Rezensionsnotiz zu Die Zeit, 27.11.2003

Die vielfach preisgekrönte Kinder- und Jugendbuchautorin Mirjam Pressler hat sich mit ihrem neuen Roman an ein ernsthaftes Thema gewagt, das sie auf "beispielhafte, anrührend-unaufdringliche und deshalb poetisch überzeugende Weise" ausgearbeitet hat, schreibt ein faszinierter Volker Ullrich. Jugendliche wie Erwachsene gleichermaßen ansprechend erzähle die Autorin die Geschichte der Abiturientin Johanna, die auf einer Reise mit dem Geschichtskurs nach Israel Bekanntschaft mit der Tochter eines 1938 enteigneten jüdischen Modehausbesitzers macht und erfahren muss, dass kein geringerer als ihr Großvater davon in hohem Maße profitierte. Sie beginnt nachzuforschen, doch fällt es ihr "dabei keineswegs leicht, 'schlafende Hunde' zu wecken", wie uns der Rezensent informiert.
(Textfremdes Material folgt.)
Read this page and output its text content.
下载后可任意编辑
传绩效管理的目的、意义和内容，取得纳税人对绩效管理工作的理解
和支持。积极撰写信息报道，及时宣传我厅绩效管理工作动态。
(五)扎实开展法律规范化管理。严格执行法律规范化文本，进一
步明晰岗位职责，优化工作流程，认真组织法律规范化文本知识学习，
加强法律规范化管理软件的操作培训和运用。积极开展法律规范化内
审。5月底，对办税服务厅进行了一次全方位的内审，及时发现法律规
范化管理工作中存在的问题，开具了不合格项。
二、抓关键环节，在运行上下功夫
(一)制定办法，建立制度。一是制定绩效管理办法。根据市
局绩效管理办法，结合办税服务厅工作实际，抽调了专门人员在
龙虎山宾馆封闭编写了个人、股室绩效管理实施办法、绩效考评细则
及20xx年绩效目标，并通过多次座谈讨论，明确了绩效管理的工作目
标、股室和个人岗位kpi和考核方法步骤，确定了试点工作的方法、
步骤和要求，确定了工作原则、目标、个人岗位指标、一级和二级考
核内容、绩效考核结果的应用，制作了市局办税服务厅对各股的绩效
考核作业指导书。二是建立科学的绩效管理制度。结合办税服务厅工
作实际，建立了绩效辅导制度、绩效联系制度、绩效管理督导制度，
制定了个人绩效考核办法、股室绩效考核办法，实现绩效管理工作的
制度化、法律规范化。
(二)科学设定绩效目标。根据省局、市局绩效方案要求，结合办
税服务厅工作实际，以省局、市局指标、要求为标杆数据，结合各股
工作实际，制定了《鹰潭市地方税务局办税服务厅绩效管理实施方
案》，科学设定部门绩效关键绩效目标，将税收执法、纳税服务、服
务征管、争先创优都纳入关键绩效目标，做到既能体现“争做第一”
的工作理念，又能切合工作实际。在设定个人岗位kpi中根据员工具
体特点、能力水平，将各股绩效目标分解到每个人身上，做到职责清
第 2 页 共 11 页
Schließlich stellt sie ihren Vater zur Rede, und es "kommt zum Bruch mit einer unheiligen Familientradition des Beschweigens und Vertuschens", wenngleich dieser Bruch für Johanna "zugleich den Schritt ins Erwachsenenleben markiert", verkündet die beeindruckte Rezensentin.

Rezensionsnotiz zu Süddeutsche Zeitung, 25.08.2003

Überzeugt ist die Rezensentin Cathrin Kahlweit von Mirjam Presslers Jugendroman über eine junge Frau, die mit ihrer Familie in Konflikt gerät, nachdem sie während einer Israelreise mit dem dubiosen Verhalten ihres Großvaters während der Arisierungsphase im NS-Staat konfrontiert wird.. Ein "vielschichtiges, kompliziertes Buch" habe die Autorin da vorgelegt, welches aber "gleichzeitig ganz einfach" sei, meint die Rezensentin. "Unprätentiös, leise und unaufgeregt" käme dieser "Entwicklungsroman" daher, der trotz des schweren Themas eine durchaus verdauliche Kost für ein jugendliches Publikum darstelle.